A.N. I know that this poem doesn't follow the story line but I hope you all like it. There will be an explanation at the bottom of this chapter. I made this poem from my own feelings on life. The kind I have for the Batman in my life, my mom.
Life at 19
How am I supposed to feel at this age?
I'm past the innocent naiveté of childhood
When I started out as a wide eyed Robin.
I'm past the rebellious stage that came with being a teen
When I branched out from Batman
To lead my own team.
But even after all these years
As an established hero
As my own hero
I'm still not ready to know everything
I'm still not ready to do everything
Everything that can only be learned with age.
In all honesty
19 feels awkward to say the least.
My last official year as a teen
And the realization of adulthood
Creeping right around the corner.
And then it hits me.
Nothing stays the same.
Not places, not people
Not even yourself.
And it's scary.
The uncertainty of tomorrow
The never ending cycle of change
From the person you are
To the person you will be
And I just wonder will it be enough for him?
Will it be enough for me?
A.N. To all those who have been waiting for me to update, I am truly sorry to say that I am going to put all my stories on Hiatus for the time being. I can understand a lot of you being upset. Hell, I'm upset. But the thing is I've been kind of depressed about my family situation.
My mom has been to the doctor frequently lately and last week on her and my birthday celebration (we share the same birth week) she told my sisters and me about a few upcoming operations.
She's has a lump on the back of her head, like a tumor and the doctors want to remove it in case it could be cancerous. With that scare you'd think that things couldn't get worse, right? Well you'd be wrong. They're also going to have to do another operation to remove her uterus. I asked not to know the details but the main thing is my mom is going to be very weak for the first time in a long time. I'm scarred for her.
Ever since I can remember, she has always been this strong, healthy, independent (sometimes overbearing) but loving woman. She's always been the person I look to when I need an extra push. She's overcome so much in life and it just scares me to realize that she can't do this on her own.

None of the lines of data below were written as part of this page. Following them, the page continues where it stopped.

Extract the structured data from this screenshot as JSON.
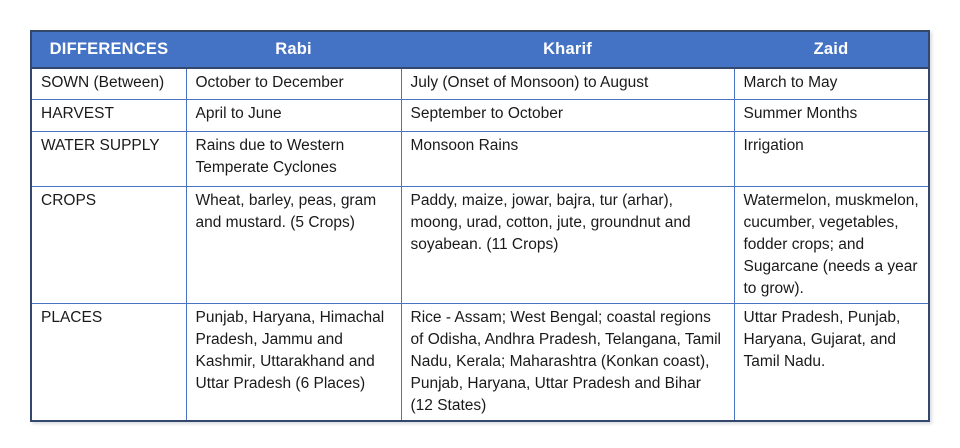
{
  "table": {
    "headers": [
      "DIFFERENCES",
      "Rabi",
      "Kharif",
      "Zaid"
    ],
    "rows": [
      [
        "SOWN (Between)",
        "October to December",
        "July (Onset of Monsoon) to August",
        "March to May"
      ],
      [
        "HARVEST",
        "April to June",
        "September to October",
        "Summer Months"
      ],
      [
        "WATER SUPPLY",
        "Rains due to Western Temperate Cyclones",
        "Monsoon Rains",
        "Irrigation"
      ],
      [
        "CROPS",
        "Wheat, barley, peas, gram and mustard. (5 Crops)",
        "Paddy, maize, jowar, bajra, tur (arhar), moong, urad, cotton, jute, groundnut and soyabean. (11 Crops)",
        "Watermelon, muskmelon, cucumber, vegetables, fodder crops; and Sugarcane (needs a year to grow)."
      ],
      [
        "PLACES",
        "Punjab, Haryana, Himachal Pradesh, Jammu and Kashmir, Uttarakhand and Uttar Pradesh (6 Places)",
        "Rice - Assam; West Bengal; coastal regions of Odisha, Andhra Pradesh, Telangana, Tamil Nadu, Kerala; Maharashtra (Konkan coast), Punjab, Haryana, Uttar Pradesh and Bihar (12 States)",
        "Uttar Pradesh, Punjab, Haryana, Gujarat, and Tamil Nadu."
      ]
    ]
  },
  "colors": {
    "header_bg": "#4472c4",
    "header_text": "#ffffff",
    "grid_border": "#4a74c0",
    "outer_border": "#34486e",
    "body_text": "#1a1a1a"
  }
}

And she's asked me to be the one to help her keep things together while she's recovering. That means her job, my sisters, the house, keeping everything in order. It's only that I'm about to take on these responsibilities that I realize how much my whole family really depends on her and how much we've never even noticed how hard it must have been.
Being a mother is probably the most difficult job there is. I know I'm not going to be able to do as good a job as my mom has over the years. But I am going to try. And I'm going to pray to God that everything will turn out okay.
If it's not too much to ask, I'd like for any of you who want to, to send out a little prayer for my mom, to have her surgery go well, and for her to recover fast. Even if you're not religious or don't believe in god, I get it. Maybe just send a good thought out for her. I would really appreciate the good feels from everyone.
When this is all over I hope to write again someday. Until then, live life for today.